Deer Avenger is a 1998 video game from Simon & Schuster Interactive. The game is a parody of the game Deer Hunter.

==Gameplay==
Deer Avenger sets up a parody of hunting games where the player takes on the role of a deer seeking revenge against hunters. The deer cannot move forward, only rotate in place, leaving players searching for clues like beer cans or magazines while waiting for targets to appear. When hunters do show up, they only run and hide, never fighting back. The deer's commentary—written by a comedy writer—adds some wit, with lines that poke fun at the game itself. Players can experiment with odd weapons, from a bazooka that incinerates targets to a slingshot that fires poop.

==Development==
The game was announced in October 1998. Deer Avenger was written by Brian McCann, staff writer for the late-night talk show Late Night with Conan O'Brien.

==Reception==

Inside Mac Games gave the game a score of 4 out of 5, stating: "As with most games, if you dig hard enough there are cheats available on the web. I have not tried them yet but I am sure some of them will work on the Mac. Deer Avenger is not an essential buy, but one that if you know what to expect delivers what it promises.".

The game was the top-selling software title at Walmart and made the top 10 game charts in the United States in late 1998. It appeared at number 10 of PC Datas best-seller list for all of 1999 selling 343,756 units.

Following the release of Deer Avenger in 1998, Simon & Schuster received email complaints from hunters. Walter Walker, a vice president for the company, was quoted in the Los Angeles Times saying "our first notion was to make these guys a gift of a dictionary, because not many of them can write."

Review scores
| Publication | Score |
|---|---|
| All Game Guide | 2/5 |
| Inside Mac Games | 4/5 |

== Sequels ==
The game received several sequels; Deer Avenger 2: Deer in the City, Deer Avenger 3D, and Deer Avenger 4: The Rednecks Strike Back.

Deer Avenger 3D was released in 2000 for PC. An unreleased port of the game for the Sega Dreamcast was developed by Westlake Interactive in 2000, but went undiscovered until 2017 when a pre-production GD-ROM was found at the garage sale of a women's club in New Jersey.
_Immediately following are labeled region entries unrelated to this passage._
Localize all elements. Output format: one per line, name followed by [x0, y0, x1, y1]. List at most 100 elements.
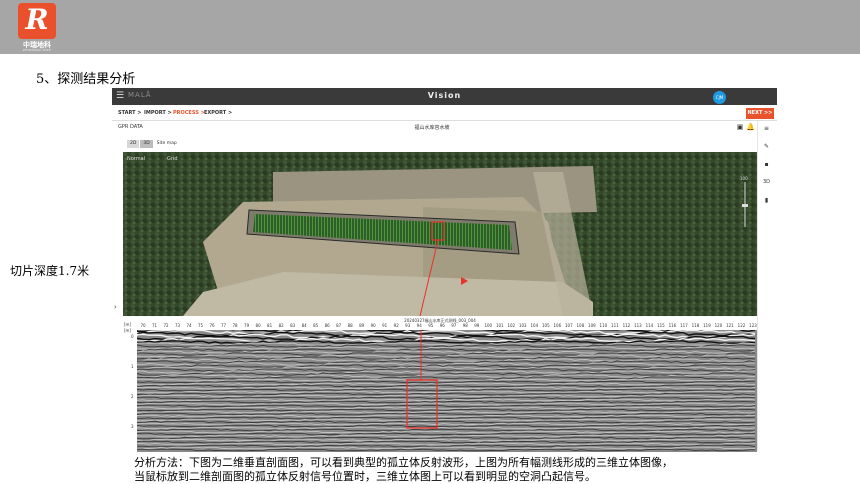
x-tick-label: 75 — [198, 323, 204, 328]
toggle-3d[interactable]: 3D — [140, 140, 153, 148]
x-tick-label: 79 — [244, 323, 250, 328]
x-tick-label: 89 — [359, 323, 365, 328]
right-tool-panel: ≡ ✎ ▪ 3D ▮ — [757, 121, 776, 451]
x-tick-label: 86 — [324, 323, 330, 328]
y-tick-label: 0 — [131, 334, 134, 339]
toggle-2d[interactable]: 2D — [127, 140, 140, 148]
pin-icon[interactable]: ✎ — [762, 143, 771, 152]
x-tick-label: 87 — [336, 323, 342, 328]
x-tick-label: 96 — [439, 323, 445, 328]
depth-zoom-label: 100 — [740, 176, 748, 181]
export-icon[interactable]: ▮ — [762, 197, 771, 206]
view-toggle: 2D 3D Site map — [127, 140, 180, 148]
x-tick-label: 122 — [737, 323, 746, 328]
x-tick-label: 70 — [140, 323, 146, 328]
x-tick-label: 81 — [267, 323, 273, 328]
x-tick-label: 84 — [301, 323, 307, 328]
section-title: 5、探测结果分析 — [36, 72, 136, 87]
x-axis-unit: [m] — [124, 322, 132, 327]
x-tick-label: 88 — [347, 323, 353, 328]
caption-line-1: 分析方法：下图为二维垂直剖面图，可以看到典型的孤立体反射波形，上图为所有幅测线形… — [134, 456, 673, 469]
map-tool-normal[interactable]: Normal — [127, 156, 145, 162]
x-tick-label: 106 — [553, 323, 562, 328]
x-tick-label: 90 — [370, 323, 376, 328]
x-tick-label: 120 — [714, 323, 723, 328]
satellite-3d-view[interactable]: Normal Grid 100 — [123, 152, 757, 316]
x-tick-label: 118 — [691, 323, 700, 328]
step-export[interactable]: EXPORT > — [204, 110, 232, 116]
radargram-image — [137, 330, 757, 452]
slice-depth-label: 切片深度1.7米 — [10, 264, 90, 278]
x-tick-label: 92 — [393, 323, 399, 328]
step-start[interactable]: START > — [118, 110, 141, 116]
satellite-map-image — [123, 152, 757, 316]
x-tick-label: 111 — [611, 323, 619, 328]
x-tick-label: 71 — [151, 323, 158, 328]
x-tick-label: 108 — [576, 323, 585, 328]
x-tick-label: 123 — [749, 323, 757, 328]
x-tick-label: 102 — [507, 323, 516, 328]
caption-line-2: 当鼠标放到二维剖面图的孤立体反射信号位置时，三维立体图上可以看到明显的空洞凸起信… — [134, 470, 596, 483]
screenshot-icon[interactable]: ▣ — [736, 123, 744, 131]
x-tick-label: 74 — [186, 323, 192, 328]
x-tick-label: 73 — [174, 323, 181, 328]
x-tick-label: 112 — [622, 323, 631, 328]
x-tick-label: 80 — [255, 323, 261, 328]
y-axis-unit: [m] — [124, 328, 132, 333]
left-collapse-strip: › — [112, 133, 120, 452]
logo-letter: R — [25, 3, 49, 36]
project-name: 福山水库容水坡 — [414, 125, 450, 131]
x-tick-label: 97 — [451, 323, 457, 328]
analysis-caption: 分析方法：下图为二维垂直剖面图，可以看到典型的孤立体反射波形，上图为所有幅测线形… — [134, 456, 774, 484]
x-tick-label: 121 — [726, 323, 734, 328]
x-tick-label: 99 — [474, 323, 480, 328]
x-tick-label: 104 — [530, 323, 539, 328]
x-tick-label: 77 — [221, 323, 227, 328]
radargram-2d-profile[interactable]: 20240327福山水库正式测线_003_004 [m] [m] 70 71 72 7… — [123, 318, 757, 452]
x-tick-label: 82 — [278, 323, 284, 328]
x-tick-label: 115 — [657, 323, 665, 328]
user-avatar[interactable]: CJM — [713, 91, 726, 104]
expand-panel-icon[interactable]: › — [114, 303, 117, 311]
x-tick-label: 119 — [703, 323, 711, 328]
x-tick-label: 105 — [542, 323, 550, 328]
x-tick-label: 85 — [313, 323, 319, 328]
layers-icon[interactable]: ≡ — [762, 125, 771, 134]
x-tick-label: 109 — [588, 323, 596, 328]
company-logo: R 中瑞地科 ZHONGRUI DIKE — [14, 3, 58, 52]
toggle-site-map[interactable]: Site map — [154, 140, 180, 148]
workflow-steps: START > IMPORT > PROCESS > EXPORT > NEXT… — [112, 107, 777, 121]
x-tick-label: 117 — [680, 323, 688, 328]
x-tick-label: 110 — [599, 323, 608, 328]
top-banner — [0, 0, 860, 54]
x-tick-label: 83 — [290, 323, 296, 328]
legend-icon[interactable]: ▪ — [762, 161, 771, 170]
x-tick-label: 95 — [428, 323, 434, 328]
x-tick-label: 113 — [634, 323, 642, 328]
data-subbar: GPR DATA 福山水库容水坡 ▣ 🔔 — [112, 121, 755, 133]
next-button[interactable]: NEXT >> — [746, 108, 774, 119]
y-tick-label: 1 — [131, 364, 134, 369]
app-titlebar: ☰ MALÅ Vision CJM — [112, 88, 777, 105]
x-tick-label: 103 — [518, 323, 527, 328]
step-import[interactable]: IMPORT > — [144, 110, 172, 116]
x-tick-label: 76 — [209, 323, 215, 328]
x-tick-label: 78 — [232, 323, 238, 328]
x-tick-label: 72 — [163, 323, 169, 328]
x-tick-label: 114 — [645, 323, 654, 328]
3d-icon[interactable]: 3D — [762, 179, 771, 188]
x-tick-label: 93 — [405, 323, 411, 328]
map-tool-grid[interactable]: Grid — [167, 156, 178, 162]
step-process[interactable]: PROCESS > — [173, 110, 205, 116]
x-tick-label: 100 — [484, 323, 493, 328]
x-tick-label: 94 — [416, 323, 422, 328]
app-window: ☰ MALÅ Vision CJM START > IMPORT > PROCE… — [112, 88, 777, 452]
logo-english-name: ZHONGRUI DIKE — [22, 48, 52, 52]
x-tick-label: 107 — [565, 323, 573, 328]
y-tick-label: 2 — [131, 394, 134, 399]
x-tick-label: 91 — [382, 323, 388, 328]
bell-icon[interactable]: 🔔 — [746, 123, 755, 131]
app-title: Vision — [427, 91, 462, 100]
x-tick-label: 98 — [462, 323, 468, 328]
x-tick-label: 101 — [495, 323, 504, 328]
Starting with Deer Avenger 3D, polygon characters are used.

In the fourth edition of the game, as Bubba, now an angel, floats to Heaven, he states will be back in Deer Avenger 5. However, a fifth game has yet to be made.

Deer Avenger: Stag Party is a box set containing the first two games in the series. Deer Avenger: Open Season is a compilation of the first three games in the series.